Timbrel vaulting may very well be a lost art, but it still holds a magical appeal for some. Cuban ballet star Carlos Acosta, for one, finds timbrel vaulting so appealing that he’s moving back to Cuba to restore Fidel Castro’s unfinished dance school, which was built using the Spanish construction technique.

It’s been 14 years since Acosta lived in Cuba, World Architecture News reports, and now he’s ready to head back to his homeland and start work on the dance school restoration. To complete this, Acosta commissioned architect Lord Norman Foster, Hon. FAIA, and his firm Foster + Partners even though, as Lloyd Alter points out in TreeHugger, the original architect Vittorio Garatti is still alive and well.

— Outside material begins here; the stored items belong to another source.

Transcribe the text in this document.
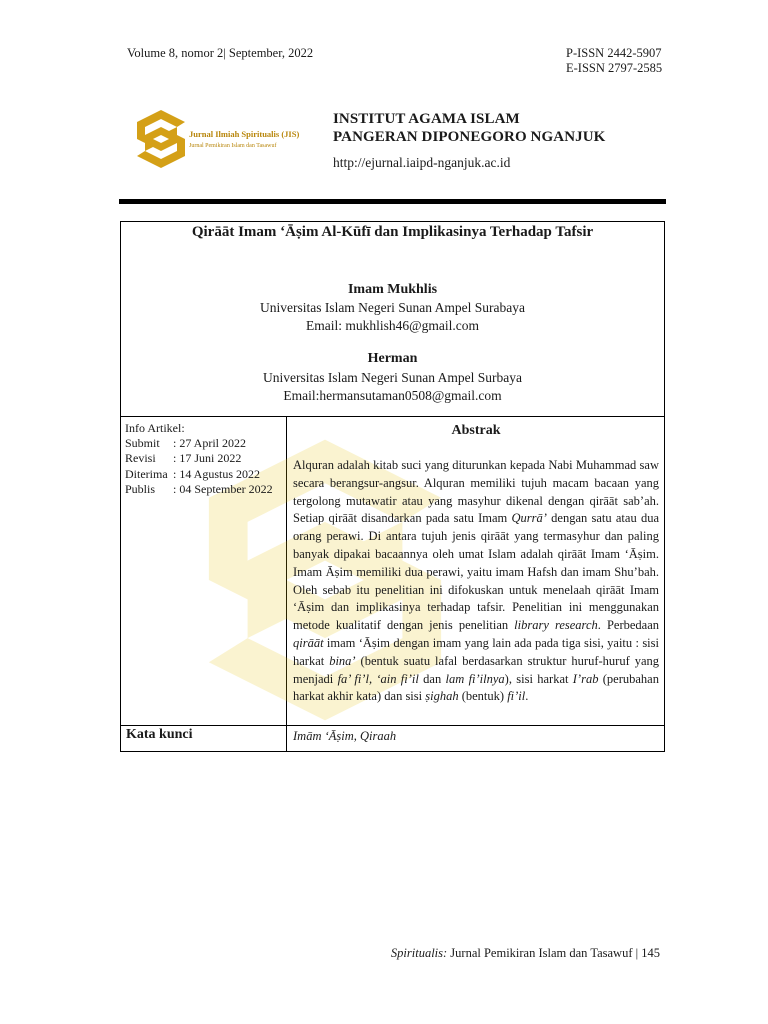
Volume 8, nomor 2| September, 2022	P-ISSN 2442-5907
E-ISSN 2797-2585
Jurnal Ilmiah Spiritualis (JIS)
Jurnal Pemikiran Islam dan Tasawuf
INSTITUT AGAMA ISLAM
PANGERAN DIPONEGORO NGANJUK
http://ejurnal.iaipd-nganjuk.ac.id
Qirāāt Imam ‘Āṣim Al-Kūfī dan Implikasinya Terhadap Tafsir
Imam Mukhlis
Universitas Islam Negeri Sunan Ampel Surabaya
Email: mukhlish46@gmail.com
Herman
Universitas Islam Negeri Sunan Ampel Surbaya
Email:hermansutaman0508@gmail.com
Info Artikel:
Submit	: 27 April 2022
Revisi	: 17 Juni 2022
Diterima	: 14 Agustus 2022
Publis	: 04 September 2022
Abstrak
Alquran adalah kitab suci yang diturunkan kepada Nabi Muhammad saw secara berangsur-angsur. Alquran memiliki tujuh macam bacaan yang tergolong mutawatir atau yang masyhur dikenal dengan qirāāt sab’ah. Setiap qirāāt disandarkan pada satu Imam Qurrā’ dengan satu atau dua orang perawi. Di antara tujuh jenis qirāāt yang termasyhur dan paling banyak dipakai bacaannya oleh umat Islam adalah qirāāt Imam ‘Āṣim. Imam Āṣim memiliki dua perawi, yaitu imam Hafsh dan imam Shu’bah. Oleh sebab itu penelitian ini difokuskan untuk menelaah qirāāt Imam ‘Āṣim dan implikasinya terhadap tafsir. Penelitian ini menggunakan metode kualitatif dengan jenis penelitian library research. Perbedaan qirāāt imam ‘Āṣim dengan imam yang lain ada pada tiga sisi, yaitu : sisi harkat bina’ (bentuk suatu lafal berdasarkan struktur huruf-huruf yang menjadi fa’ fi’l, ‘ain fi’il dan lam fi’ilnya), sisi harkat I’rab (perubahan harkat akhir kata) dan sisi ṣighah (bentuk) fi’il.
Kata kunci	Imām ‘Āṣim, Qiraah
Spiritualis: Jurnal Pemikiran Islam dan Tasawuf | 145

Timbrel vaulting, or Catalan vaulting, combines tiles, mortar, and a little bit of magic. Low-tech Magazine describes the technique this way:

The timbrel vault does not rely on gravity but on the adhesion of several layers of overlapping tiles which are woven together with fast-setting mortar. If just one layer of thin tiles was used, the structure would collapse, but adding two or three layers makes the resulting laminated shell almost as strong as reinforced concrete.

Acosta’s reasoning for moving back to Cuba has less to do with the beautiful aesthetics of the incomplete Modernist dance school than it does with Cuba’s economic upswing, according to World Architecture News. But surely it can’t hurt that there exists such a whimsical and beautiful building just begging to be completed.